Thursday, July 31, 2008

400 posts! Plus one!

Post #401. So, I'm trying to come up with a funny way to include my latest endeavor of chopping down a tree (ie: POST)...but for some reason it's just not that funny. I'll 86 the atempt at humor and just cut to the chase.

The pool guy came out today and spray painted the shape of our pool in the precise location...which we are just exstatic that the machinery and worker guys can come dig our swimmin hole tomorrow. It turns out that the edge of our pool came about 6 inches from a 8" diameter oak tree. Sad as it is, it had to go. After borrowing the "chainsaw-on-a-stick" from Grams' house and being lectured on making sure someone was watching me work (in case I chop off a limb or something, there has to be SOMEONE to acurately tell my story to the Darwin Award folks) I found myself on the second story deck, atop the ladder, reaching for the ridicuously high branches of this 20-ish foot tree. Once I figured out that I couldn't hold this thing up, AND pull the trigger unassisted, I employed my darling daughter to assist me in my attempted suicide. Picture me, on a second story deck, on ladder, holding the middle of the 10 foot chainsaw-on-a-stick, while I yell "NOW" and she pulls the triger. Yeah, probably not my most intelligent stunt, but hey, we got the branches down that we were after and managed to avoid injury.
But that was just the beginning.
We made our way down to the yard and pondered what we were about to embark upon...wondering if this is a job that maybe we should just leave for fact those were my darling daughters exact words.
Nah, we can do it.
Up goes the chainsaw-on-a-stick, me in the front, child labor in the back...
Slowly, the chainsaw-on-a-stick works its way through the "what appears to be a not so big limb, but is actually quite huge" limb, and eventually, a massive limb comes crashing down with an incredible thud! Mind you, this "limb" is probably ten times bigger than the TREES at our last house. Ashley and I look at each other with a look as if to say "HOLY CRAP"...although neither of us speaks a word. We just stand there with huge eyes wondering what on earth we've gotten ourselves in to.
We spend the next 15 minutes cutting it in to smaller managable pieces (once again me in the front, child labor on trigger duty), and wow, we're done with half the tree. At some point we realized that looking up in to flying shards of wood chips probably wasn't the best idea, so we dug up some protective eye gear and got back to work.
We went through two massive limbs, and an 8ish foot tall trunk in about 45 minutes, including clean up. I was so proud of my girl, never once complaining, even with her friend Ava staring in horror, shock, or possibly just complete pity.
What a good girl I have, she even helped drag off the logs without me even asking.

I think I'll reward her efforts with a pool. I think that sounds fair, don't you think?
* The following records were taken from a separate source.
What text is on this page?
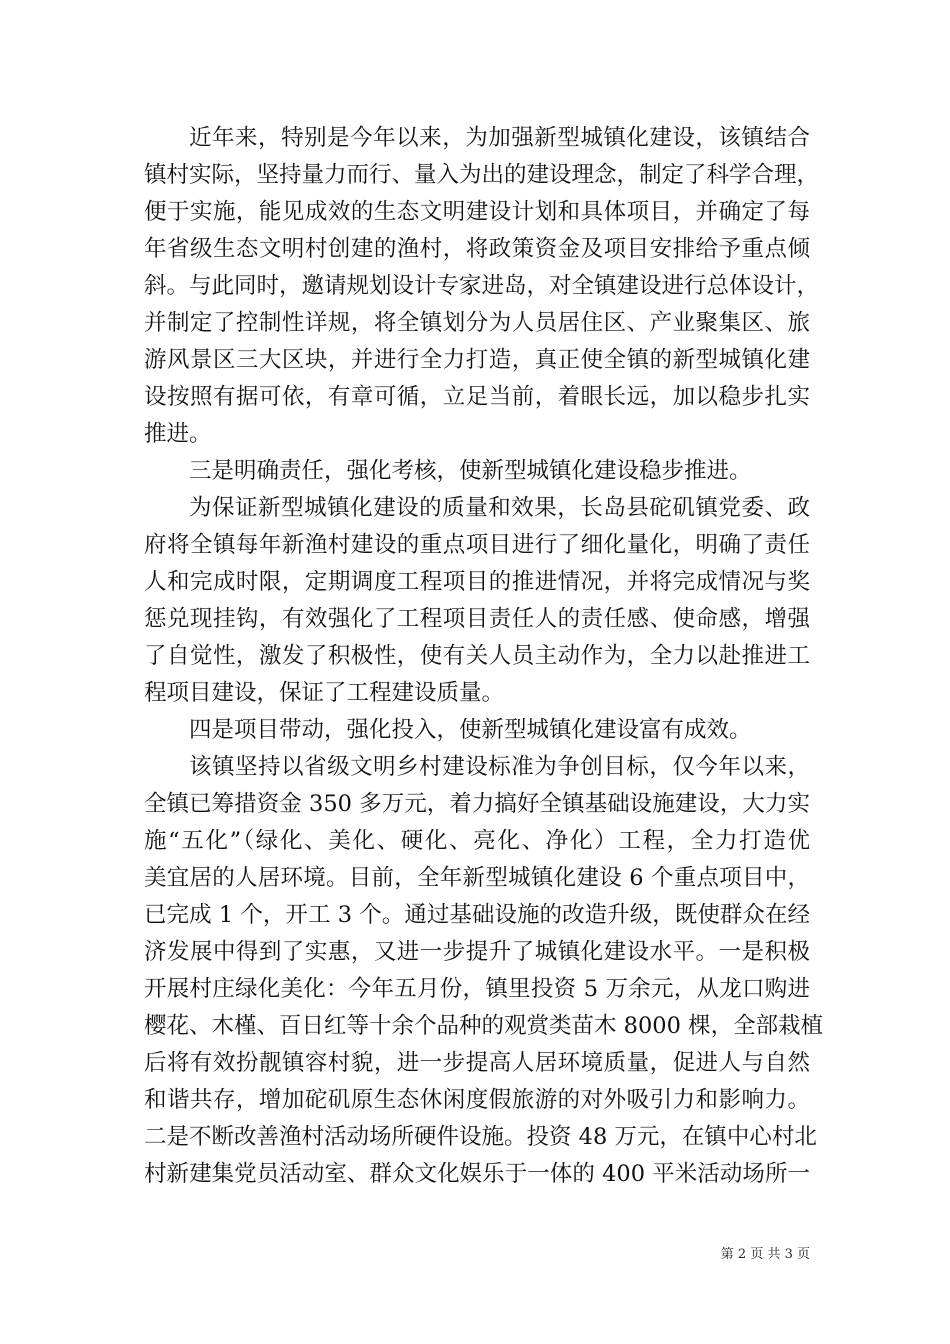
近年来，特别是今年以来，为加强新型城镇化建设，该镇结合
镇村实际，坚持量力而行、量入为出的建设理念，制定了科学合理，
便于实施，能见成效的生态文明建设计划和具体项目，并确定了每
年省级生态文明村创建的渔村，将政策资金及项目安排给予重点倾
斜。与此同时，邀请规划设计专家进岛，对全镇建设进行总体设计，
并制定了控制性详规，将全镇划分为人员居住区、产业聚集区、旅
游风景区三大区块，并进行全力打造，真正使全镇的新型城镇化建
设按照有据可依，有章可循，立足当前，着眼长远，加以稳步扎实
推进。
三是明确责任，强化考核，使新型城镇化建设稳步推进。
为保证新型城镇化建设的质量和效果，长岛县砣矶镇党委、政
府将全镇每年新渔村建设的重点项目进行了细化量化，明确了责任
人和完成时限，定期调度工程项目的推进情况，并将完成情况与奖
惩兑现挂钩，有效强化了工程项目责任人的责任感、使命感，增强
了自觉性，激发了积极性，使有关人员主动作为，全力以赴推进工
程项目建设，保证了工程建设质量。
四是项目带动，强化投入，使新型城镇化建设富有成效。
该镇坚持以省级文明乡村建设标准为争创目标，仅今年以来，
全镇已筹措资金 350 多万元，着力搞好全镇基础设施建设，大力实
施“五化”（绿化、美化、硬化、亮化、净化）工程，全力打造优
美宜居的人居环境。目前，全年新型城镇化建设 6 个重点项目中，
已完成 1 个，开工 3 个。通过基础设施的改造升级，既使群众在经
济发展中得到了实惠，又进一步提升了城镇化建设水平。一是积极
开展村庄绿化美化：今年五月份，镇里投资 5 万余元，从龙口购进
樱花、木槿、百日红等十余个品种的观赏类苗木 8000 棵，全部栽植
后将有效扮靓镇容村貌，进一步提高人居环境质量，促进人与自然
和谐共存，增加砣矶原生态休闲度假旅游的对外吸引力和影响力。
二是不断改善渔村活动场所硬件设施。投资 48 万元，在镇中心村北
村新建集党员活动室、群众文化娱乐于一体的 400 平米活动场所一
第 2 页 共 3 页
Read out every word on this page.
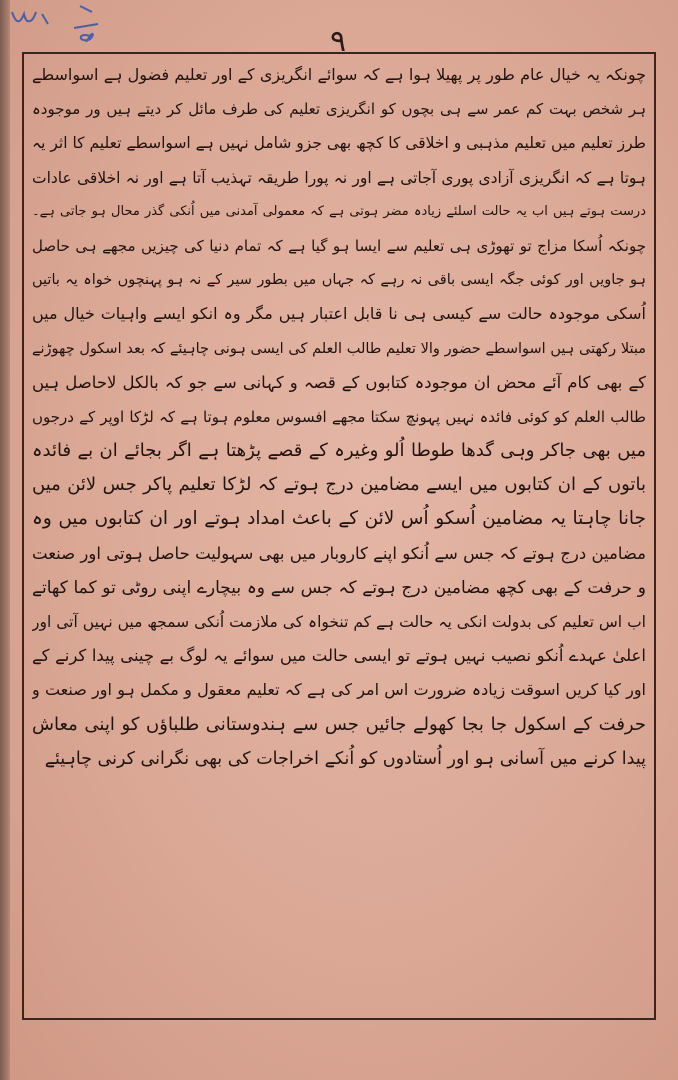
۹
چونکہ یہ خیال عام طور پر پھیلا ہوا ہے کہ سوائے انگریزی کے اور تعلیم فضول ہے اسواسطے
ہر شخص بہت کم عمر سے ہی بچوں کو انگریزی تعلیم کی طرف مائل کر دیتے ہیں ور موجودہ
طرز تعلیم میں تعلیم مذہبی و اخلاقی کا کچھ بھی جزو شامل نہیں ہے اسواسطے تعلیم کا اثر یہ
ہوتا ہے کہ انگریزی آزادی پوری آجاتی ہے اور نہ پورا طریقہ تہذیب آتا ہے اور نہ اخلاقی عادات
درست ہوتے ہیں اب یہ حالت اسلئے زیادہ مضر ہوتی ہے کہ معمولی آمدنی میں اُنکی گذر محال ہو جاتی ہے۔
چونکہ اُسکا مزاج تو تھوڑی ہی تعلیم سے ایسا ہو گیا ہے کہ تمام دنیا کی چیزیں مجھے ہی حاصل
ہو جاویں اور کوئی جگہ ایسی باقی نہ رہے کہ جہاں میں بطور سیر کے نہ ہو پہنچوں خواہ یہ باتیں
اُسکی موجودہ حالت سے کیسی ہی نا قابل اعتبار ہیں مگر وہ انکو ایسے واہیات خیال میں
مبتلا رکھتی ہیں اسواسطے حضور والا تعلیم طالب العلم کی ایسی ہونی چاہیئے کہ بعد اسکول چھوڑنے
کے بھی کام آئے محض ان موجودہ کتابوں کے قصہ و کہانی سے جو کہ بالکل لاحاصل ہیں
طالب العلم کو کوئی فائدہ نہیں پہونچ سکتا مجھے افسوس معلوم ہوتا ہے کہ لڑکا اوپر کے درجوں
میں بھی جاکر وہی گدھا طوطا اُلو وغیرہ کے قصے پڑھتا ہے اگر بجائے ان بے فائدہ
باتوں کے ان کتابوں میں ایسے مضامین درج ہوتے کہ لڑکا تعلیم پاکر جس لائن میں
جانا چاہتا یہ مضامین اُسکو اُس لائن کے باعث امداد ہوتے اور ان کتابوں میں وہ
مضامین درج ہوتے کہ جس سے اُنکو اپنے کاروبار میں بھی سہولیت حاصل ہوتی اور صنعت
و حرفت کے بھی کچھ مضامین درج ہوتے کہ جس سے وہ بیچارے اپنی روٹی تو کما کھاتے
اب اس تعلیم کی بدولت انکی یہ حالت ہے کم تنخواہ کی ملازمت اُنکی سمجھ میں نہیں آتی اور
اعلیٰ عہدے اُنکو نصیب نہیں ہوتے تو ایسی حالت میں سوائے یہ لوگ بے چینی پیدا کرنے کے
اور کیا کریں اسوقت زیادہ ضرورت اس امر کی ہے کہ تعلیم معقول و مکمل ہو اور صنعت و
حرفت کے اسکول جا بجا کھولے جائیں جس سے ہندوستانی طلباؤں کو اپنی معاش
پیدا کرنے میں آسانی ہو اور اُستادوں کو اُنکے اخراجات کی بھی نگرانی کرنی چاہیئے
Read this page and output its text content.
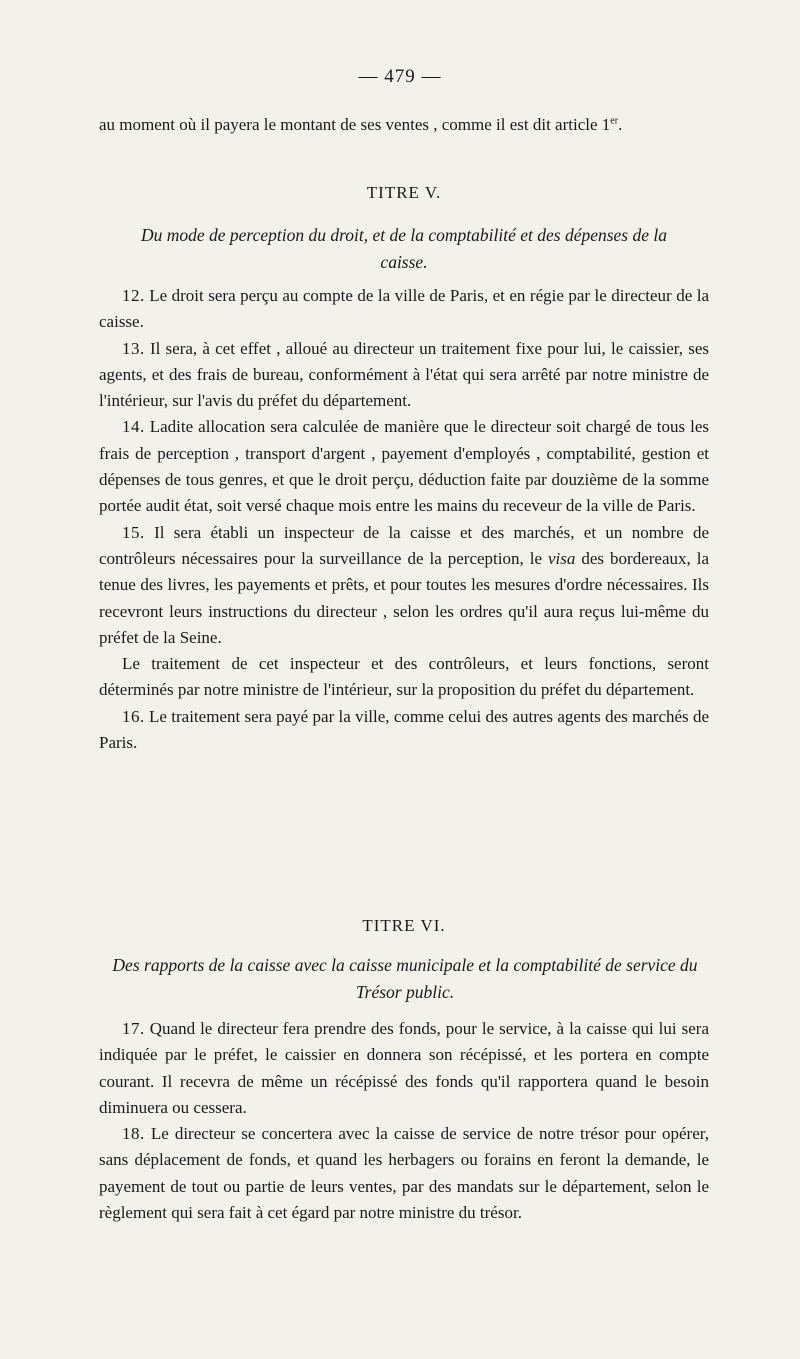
— 479 —

au moment où il payera le montant de ses ventes , comme il est dit article 1er.

TITRE V.

Du mode de perception du droit, et de la comptabilité et des dépenses de la caisse.

12. Le droit sera perçu au compte de la ville de Paris, et en régie par le directeur de la caisse.

13. Il sera, à cet effet , alloué au directeur un traitement fixe pour lui, le caissier, ses agents, et des frais de bureau, conformément à l'état qui sera arrêté par notre ministre de l'intérieur, sur l'avis du préfet du département.

14. Ladite allocation sera calculée de manière que le directeur soit chargé de tous les frais de perception , transport d'argent , payement d'employés , comptabilité, gestion et dépenses de tous genres, et que le droit perçu, déduction faite par douzième de la somme portée audit état, soit versé chaque mois entre les mains du receveur de la ville de Paris.

15. Il sera établi un inspecteur de la caisse et des marchés, et un nombre de contrôleurs nécessaires pour la surveillance de la perception, le visa des bordereaux, la tenue des livres, les payements et prêts, et pour toutes les mesures d'ordre nécessaires. Ils recevront leurs instructions du directeur , selon les ordres qu'il aura reçus lui-même du préfet de la Seine.

Le traitement de cet inspecteur et des contrôleurs, et leurs fonctions, seront déterminés par notre ministre de l'intérieur, sur la proposition du préfet du département.

16. Le traitement sera payé par la ville, comme celui des autres agents des marchés de Paris.

TITRE VI.

Des rapports de la caisse avec la caisse municipale et la comptabilité de service du Trésor public.

17. Quand le directeur fera prendre des fonds, pour le service, à la caisse qui lui sera indiquée par le préfet, le caissier en donnera son récépissé, et les portera en compte courant. Il recevra de même un récépissé des fonds qu'il rapportera quand le besoin diminuera ou cessera.

18. Le directeur se concertera avec la caisse de service de notre trésor pour opérer, sans déplacement de fonds, et quand les herbagers ou forains en feront la demande, le payement de tout ou partie de leurs ventes, par des mandats sur le département, selon le règlement qui sera fait à cet égard par notre ministre du trésor.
Dad, I can see you shaking your head in horror as you read this. I promise, I won't do it again. ;)

1 comment:

Kristin said...

J-J-J-Jamie???? ARE YOU INSANE?!?! Wait, don't answer that.

Lordy girl, are you brave. We've done enough limb trimming in our backyard with one of those chain-saw-on-a-sticks; always scares the crap outta me when a big ole branch comes crashing down. And they are always bigger and heavier once they seperate from the trunk. I'm not sure what the scientific formula is for that one, but I swear they double in size and weight as the last little bit of woodshaving is seperated from the mother ship.